Bearing Witness While Black tells the story of this century's most powerful Black social movement through the eyes of 15 activists who documented it. At the height of the Black Lives Matter uprisings, African Americans filmed and tweeted evidence of fatal police encounters in dozens of US
cities--using little more than the device in their pockets. Their urgent dispatches from the frontlines spurred a global debate on excessive police force, which claimed the lives of African American men, women, and children at disproportionate rates. This groundbreaking book reveals how the perfect storm of smartphones, social media, and social justice empowered Black activists to create their own news outlets, which continued a centuries-long, African American tradition of using the news to challenge racism.

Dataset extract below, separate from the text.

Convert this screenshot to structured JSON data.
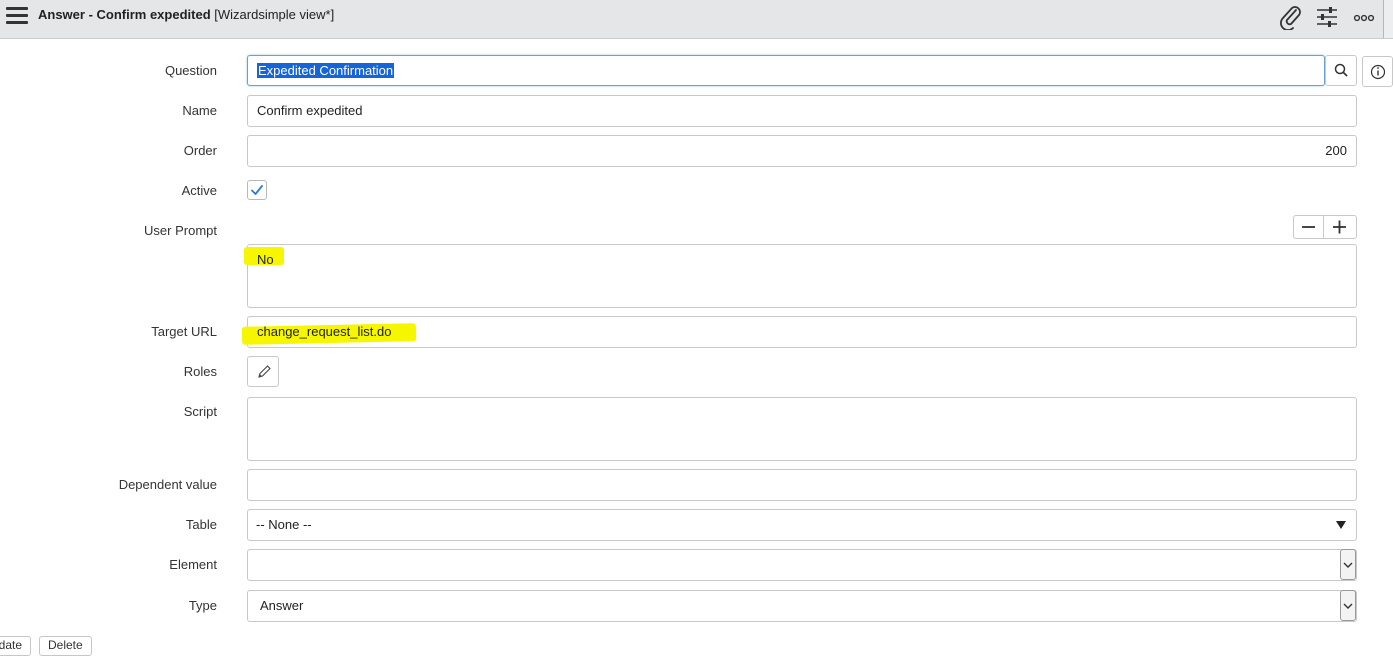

Bearing Witness While Black is the
first book of its kind to identify three overlapping eras of domestic terror against African American people--slavery, lynching, and police brutality--and explain how storytellers during each period documented its atrocities through journalism. What results is a stunning genealogy--of how the slave
narratives of the 1700s inspired the Abolitionist movement; how the black newspapers of the 1800s galvanized the anti-lynching and Civil Rights movements; and how the smartphones of today have powered the anti-police brutality movement. This lineage of black witnessing, Allissa V. Richardson argues,
is formidable and forever evolving. Richardson's own activism, as an award-winning pioneer of smartphone journalism, informs this text. Weaving in personal accounts of her teaching in the US and Africa, and of her own brushes with police brutality, Richardson shares how she has inspired black youth to use mobile devices, to speak up
from the margins. It is from this vantage point, as participant-observer, that she urges us not to become numb to the tragic imagery that African Americans have documented. Instead, Bearing Witness While Black conveys a crucial need to protect our right to look into the forbidden space of violence
against black bodies, and to continue to regard the smartphone as an instrument of moral suasion and social change.
About the Author
Allissa V. Richardson is Assistant Professor of Communication and Journalism at the University of Southern California's Annenberg School.